An Alameda County health inspector testified in a declaration that the kitchen is “well run,” compares favorably in terms of cleanliness to other commercial facilities and that no vermin or pests were found when she inspected the facility in August 2020.
The jail also cited a report by an outside consultant who inspected the kitchen and food storage area several times over five months in 2020 and found it was “clean and well maintained” and “free of any sign of pestilence or rodents.”
Aramark also denied allegations that one of its kitchen supervisors pulled bugs out of food with her bare hands, dusted rat feces off meal trays and said eating a cockroach is “OK.” Aramark general manager Robin Weiss said she personally investigated an inmate’s complaint of maggots in his beans and found the “maggots” were actually the skin that separates from cooked navy beans.
Another Aramark employee denied he “did nothing” when a mouse jumped out of a box of cookies and “giggled” when an inmate said pigeons were flying around the kitchen. The same employee also denied witnessing a cockroach in a bag of sloppy joe sauce.
Despite those counterarguments, Huang insisted Thursday that the jail will always have birds, rodents, insects and other vermin infiltrating the kitchen because the kitchen lacks solid doors. The open entryway is covered by vertically hanging sheets of plastic that do not reach the ground.
“The jail should be required to do what every commercial food establishment in the state of California does — make sure insects and rodents cannot walk in and fly in at their leisure,” Huang said.
Belaga said the kitchen must remain accessible to workers and robotic carts that carry food trays to different units of the jail. He cited a pest control worker’s written testimony that he never caught rodents inside the kitchen but catches a few rats outside the building each month.
Judge Corley refused to accept that testimony as signifying the kitchen has zero pest problems.
“He’s saying they haven’t caught any rats, but the implication is they catch mice,” Corley said.
Belaga replied that it’s technically impossible to keep 100% of pests out of every kitchen, even ones with solid, concrete walls.
“Ultimately whether there’s a door or isn’t a door, the [county] Department of Environmental Health has found the kitchen does pass the safety requirements,” Belaga said.
Huang replied that the jail needs to install solid doors because efforts to mitigate the pest problems are failing.
“For them to say our workaround works is sort of a false statement because it’s obviously not working when you have a repeat problem over and over,” Huang said.
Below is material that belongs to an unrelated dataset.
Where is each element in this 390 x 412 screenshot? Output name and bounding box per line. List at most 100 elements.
After about 30 minutes of debate, Judge Corley took the arguments under submission.
The judge also authorized inmates to start seeking evidence for claims that she refused to dismiss from the lawsuit this past November. Huang said she would like to arrange for an independent inspection of the kitchen as part of that process.
In a separate class action filed by female inmates at Santa Rita Jail, a federal judge ordered the sheriff’s department in 2019 to stop depriving women inmates of their sleep by keeping lights on all night, making them take medication at 2:30 a.m. and 4 a.m. and running disruptive employee training drills in the pre-dawn hours.
In 2019, a woman settled another lawsuit against the jail claiming she was held in a cell with walls stained with feces and blood, denied menstrual pads or tampons and forced to bleed on her clothing and a concrete bench, where a “puddle” of blood formed. Another case is pending over a woman who gave birth in a Santa Rita Jail cell after allegedly being denied proper medical care.